Dave, Ryte Time is one of the best :good:

And Seiko may cost a lot more but that may help with moving the watch on..not that you'll struggle.


----------



## Dave Cross (Dec 1, 2010)

minkle said:


> Dave, Ryte Time is one of the best :good:
> 
> And Seiko may cost a lot more but that may help with moving the watch on..not that you'll struggle.


My first email to steve at rytetime got lost in the snow, he's got back in touch now so I'll send it to him in the new year. I've also picked up a strap off fleebay and I have got it on  now just need to get used to the weight


----------



## sharkfin - Dave (Jan 14, 2010)

Wow, congrats on the find.

I've always read about this kind of discoveries. Never happens to me. LOL

Looks well aged. It may need some service to get it all sorted and happy.

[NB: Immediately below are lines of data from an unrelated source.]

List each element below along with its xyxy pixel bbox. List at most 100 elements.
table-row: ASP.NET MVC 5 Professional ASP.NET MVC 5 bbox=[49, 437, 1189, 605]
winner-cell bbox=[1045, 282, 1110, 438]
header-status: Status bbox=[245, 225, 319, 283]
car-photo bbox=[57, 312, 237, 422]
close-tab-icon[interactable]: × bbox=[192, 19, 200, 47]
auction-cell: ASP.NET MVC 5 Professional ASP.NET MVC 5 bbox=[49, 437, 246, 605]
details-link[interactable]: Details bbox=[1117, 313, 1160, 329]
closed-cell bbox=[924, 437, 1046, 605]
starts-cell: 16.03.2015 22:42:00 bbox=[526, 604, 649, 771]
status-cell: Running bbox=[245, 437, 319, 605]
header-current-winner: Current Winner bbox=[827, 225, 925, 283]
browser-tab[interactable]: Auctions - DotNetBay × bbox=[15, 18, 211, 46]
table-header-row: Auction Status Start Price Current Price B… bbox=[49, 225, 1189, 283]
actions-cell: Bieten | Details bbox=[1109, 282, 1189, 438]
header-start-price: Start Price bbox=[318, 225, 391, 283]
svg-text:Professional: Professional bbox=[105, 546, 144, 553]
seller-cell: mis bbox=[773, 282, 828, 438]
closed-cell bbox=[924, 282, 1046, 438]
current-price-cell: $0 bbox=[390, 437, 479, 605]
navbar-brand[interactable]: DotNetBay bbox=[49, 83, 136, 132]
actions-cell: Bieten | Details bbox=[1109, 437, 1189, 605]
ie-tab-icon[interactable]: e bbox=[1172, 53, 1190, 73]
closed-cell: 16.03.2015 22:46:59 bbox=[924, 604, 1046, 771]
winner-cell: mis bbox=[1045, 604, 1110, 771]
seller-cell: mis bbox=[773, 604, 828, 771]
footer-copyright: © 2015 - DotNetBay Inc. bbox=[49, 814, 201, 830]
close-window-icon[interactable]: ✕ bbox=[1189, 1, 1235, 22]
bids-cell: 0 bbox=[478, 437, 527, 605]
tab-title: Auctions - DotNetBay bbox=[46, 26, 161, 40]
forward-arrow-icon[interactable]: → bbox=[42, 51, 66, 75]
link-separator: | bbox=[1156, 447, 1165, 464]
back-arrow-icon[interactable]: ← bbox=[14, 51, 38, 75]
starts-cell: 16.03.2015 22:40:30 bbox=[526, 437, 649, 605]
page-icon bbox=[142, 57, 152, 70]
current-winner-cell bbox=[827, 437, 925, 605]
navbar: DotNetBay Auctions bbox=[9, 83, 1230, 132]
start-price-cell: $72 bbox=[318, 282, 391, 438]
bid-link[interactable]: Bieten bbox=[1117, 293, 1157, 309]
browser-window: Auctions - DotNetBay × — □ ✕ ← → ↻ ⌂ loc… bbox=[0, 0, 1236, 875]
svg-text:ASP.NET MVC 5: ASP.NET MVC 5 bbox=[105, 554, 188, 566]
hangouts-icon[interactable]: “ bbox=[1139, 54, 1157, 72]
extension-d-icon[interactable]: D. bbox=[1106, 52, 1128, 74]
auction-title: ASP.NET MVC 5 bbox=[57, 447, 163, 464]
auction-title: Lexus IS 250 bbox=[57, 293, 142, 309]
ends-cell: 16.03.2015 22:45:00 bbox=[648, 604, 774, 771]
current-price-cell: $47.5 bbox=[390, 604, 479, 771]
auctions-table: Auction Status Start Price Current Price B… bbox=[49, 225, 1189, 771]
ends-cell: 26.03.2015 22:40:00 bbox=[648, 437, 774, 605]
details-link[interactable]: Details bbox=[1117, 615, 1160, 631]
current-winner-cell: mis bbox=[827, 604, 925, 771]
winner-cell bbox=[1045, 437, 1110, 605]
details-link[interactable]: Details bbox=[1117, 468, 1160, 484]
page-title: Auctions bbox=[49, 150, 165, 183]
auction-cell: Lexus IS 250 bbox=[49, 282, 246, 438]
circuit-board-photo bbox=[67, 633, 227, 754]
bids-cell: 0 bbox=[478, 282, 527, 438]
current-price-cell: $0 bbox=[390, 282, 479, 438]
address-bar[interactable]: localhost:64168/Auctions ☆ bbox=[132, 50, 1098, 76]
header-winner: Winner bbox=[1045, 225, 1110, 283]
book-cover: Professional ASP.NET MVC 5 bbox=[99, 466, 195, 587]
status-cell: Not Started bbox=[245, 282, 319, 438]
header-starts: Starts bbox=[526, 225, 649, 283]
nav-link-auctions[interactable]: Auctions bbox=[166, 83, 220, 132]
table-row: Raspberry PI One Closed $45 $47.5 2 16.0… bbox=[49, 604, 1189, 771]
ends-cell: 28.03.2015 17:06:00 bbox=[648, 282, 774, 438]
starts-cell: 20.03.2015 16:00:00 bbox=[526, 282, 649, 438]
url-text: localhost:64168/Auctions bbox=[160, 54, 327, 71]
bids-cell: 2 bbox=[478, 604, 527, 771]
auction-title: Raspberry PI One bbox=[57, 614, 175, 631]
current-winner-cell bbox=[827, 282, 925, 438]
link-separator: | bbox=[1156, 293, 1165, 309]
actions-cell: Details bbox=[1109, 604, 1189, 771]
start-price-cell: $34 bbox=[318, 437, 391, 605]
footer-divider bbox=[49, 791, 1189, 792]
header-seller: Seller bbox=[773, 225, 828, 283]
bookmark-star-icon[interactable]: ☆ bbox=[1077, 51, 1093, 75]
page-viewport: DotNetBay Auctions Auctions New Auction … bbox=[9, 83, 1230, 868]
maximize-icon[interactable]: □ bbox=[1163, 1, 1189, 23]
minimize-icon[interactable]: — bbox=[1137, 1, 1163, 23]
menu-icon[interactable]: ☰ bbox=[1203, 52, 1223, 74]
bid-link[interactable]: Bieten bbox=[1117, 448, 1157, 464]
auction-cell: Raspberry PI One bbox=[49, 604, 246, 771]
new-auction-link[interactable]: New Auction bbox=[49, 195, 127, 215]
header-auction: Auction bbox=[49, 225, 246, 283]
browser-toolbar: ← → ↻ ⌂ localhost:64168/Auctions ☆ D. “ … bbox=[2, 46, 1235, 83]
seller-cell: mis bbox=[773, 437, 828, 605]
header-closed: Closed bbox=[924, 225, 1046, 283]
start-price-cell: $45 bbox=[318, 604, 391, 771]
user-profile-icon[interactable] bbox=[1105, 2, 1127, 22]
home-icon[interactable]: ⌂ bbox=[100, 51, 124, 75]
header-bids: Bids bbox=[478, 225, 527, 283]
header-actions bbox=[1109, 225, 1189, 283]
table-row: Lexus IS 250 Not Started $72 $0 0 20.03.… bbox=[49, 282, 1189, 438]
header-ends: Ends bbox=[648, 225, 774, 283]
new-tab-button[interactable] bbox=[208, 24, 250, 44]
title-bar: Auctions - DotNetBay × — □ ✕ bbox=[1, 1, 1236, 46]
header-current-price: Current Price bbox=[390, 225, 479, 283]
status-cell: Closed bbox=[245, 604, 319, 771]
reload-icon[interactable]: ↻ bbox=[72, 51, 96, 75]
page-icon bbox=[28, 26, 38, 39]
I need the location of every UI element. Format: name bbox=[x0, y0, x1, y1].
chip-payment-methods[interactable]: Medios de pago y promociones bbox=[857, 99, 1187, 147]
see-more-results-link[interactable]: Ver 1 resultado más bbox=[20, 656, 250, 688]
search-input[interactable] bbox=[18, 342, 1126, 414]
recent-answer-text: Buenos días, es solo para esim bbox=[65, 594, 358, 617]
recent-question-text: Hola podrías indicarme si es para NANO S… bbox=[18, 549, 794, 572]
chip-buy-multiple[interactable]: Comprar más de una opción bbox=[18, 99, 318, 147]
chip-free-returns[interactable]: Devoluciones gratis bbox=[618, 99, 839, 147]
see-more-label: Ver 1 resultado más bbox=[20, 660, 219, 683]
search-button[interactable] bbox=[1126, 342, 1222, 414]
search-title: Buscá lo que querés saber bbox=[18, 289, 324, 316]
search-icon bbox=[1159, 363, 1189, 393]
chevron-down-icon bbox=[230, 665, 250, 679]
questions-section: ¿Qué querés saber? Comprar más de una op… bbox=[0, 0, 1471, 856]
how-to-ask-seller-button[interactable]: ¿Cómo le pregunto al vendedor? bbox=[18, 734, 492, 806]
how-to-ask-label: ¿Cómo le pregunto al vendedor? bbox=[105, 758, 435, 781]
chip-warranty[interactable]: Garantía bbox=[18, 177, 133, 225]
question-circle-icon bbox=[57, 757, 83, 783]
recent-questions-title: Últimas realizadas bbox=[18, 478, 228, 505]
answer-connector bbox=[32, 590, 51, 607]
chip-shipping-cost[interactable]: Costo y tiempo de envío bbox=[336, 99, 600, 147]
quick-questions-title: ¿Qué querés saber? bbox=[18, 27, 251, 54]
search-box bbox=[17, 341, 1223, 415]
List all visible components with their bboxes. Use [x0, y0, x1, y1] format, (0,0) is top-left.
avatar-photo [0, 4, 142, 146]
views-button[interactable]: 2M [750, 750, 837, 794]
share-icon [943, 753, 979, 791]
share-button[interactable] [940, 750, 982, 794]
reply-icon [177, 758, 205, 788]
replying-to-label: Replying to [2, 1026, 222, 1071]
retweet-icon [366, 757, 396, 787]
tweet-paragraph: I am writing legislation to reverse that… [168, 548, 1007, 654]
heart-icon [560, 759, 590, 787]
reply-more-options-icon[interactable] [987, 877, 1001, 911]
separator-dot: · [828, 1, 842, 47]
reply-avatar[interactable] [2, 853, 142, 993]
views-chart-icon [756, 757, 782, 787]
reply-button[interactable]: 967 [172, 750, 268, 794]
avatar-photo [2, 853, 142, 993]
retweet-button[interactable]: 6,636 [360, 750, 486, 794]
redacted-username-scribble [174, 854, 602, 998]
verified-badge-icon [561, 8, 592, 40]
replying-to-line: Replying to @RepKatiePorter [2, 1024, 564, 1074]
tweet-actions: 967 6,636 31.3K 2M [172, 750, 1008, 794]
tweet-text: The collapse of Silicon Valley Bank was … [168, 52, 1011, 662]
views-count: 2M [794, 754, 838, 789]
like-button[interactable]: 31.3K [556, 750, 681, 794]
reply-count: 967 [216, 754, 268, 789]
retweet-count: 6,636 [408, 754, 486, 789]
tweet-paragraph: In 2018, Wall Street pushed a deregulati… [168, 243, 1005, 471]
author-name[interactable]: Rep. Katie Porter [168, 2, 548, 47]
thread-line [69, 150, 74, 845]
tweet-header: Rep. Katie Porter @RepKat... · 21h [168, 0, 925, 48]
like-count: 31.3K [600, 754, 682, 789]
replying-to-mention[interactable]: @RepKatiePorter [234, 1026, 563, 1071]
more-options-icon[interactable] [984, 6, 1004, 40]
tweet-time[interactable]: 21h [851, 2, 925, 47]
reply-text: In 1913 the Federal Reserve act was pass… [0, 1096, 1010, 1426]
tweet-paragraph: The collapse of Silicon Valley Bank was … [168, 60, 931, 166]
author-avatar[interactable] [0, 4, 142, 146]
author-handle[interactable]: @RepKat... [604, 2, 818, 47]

Would love to have one of these in my collection.

Get it back to good health and enjoy it.

Dave. :thumbsup:


----------



## Dave Cross (Dec 1, 2010)

sharkfin - Dave said:


> Wow, congrats on the find.
> 
> I've always read about this kind of discoveries. Never happens to me. LOL
> 
> ...


Hi Dave,

Thanks for that, yeah it really needs a service as when winding up and through the time/dates the winder keeps slipping and the bezel turns in both directions (I'm sure it should only turn in one direction). I've spoken with Steve at Rytetime so that will be the next job in the new year to get it back up to snuff.

I've been wearing it all day today and it's kept time pretty well so I'm erring on keeping it rather than sell it, but you never know you may see one on ebay eventually!!!

Thanks again,

Dave


----------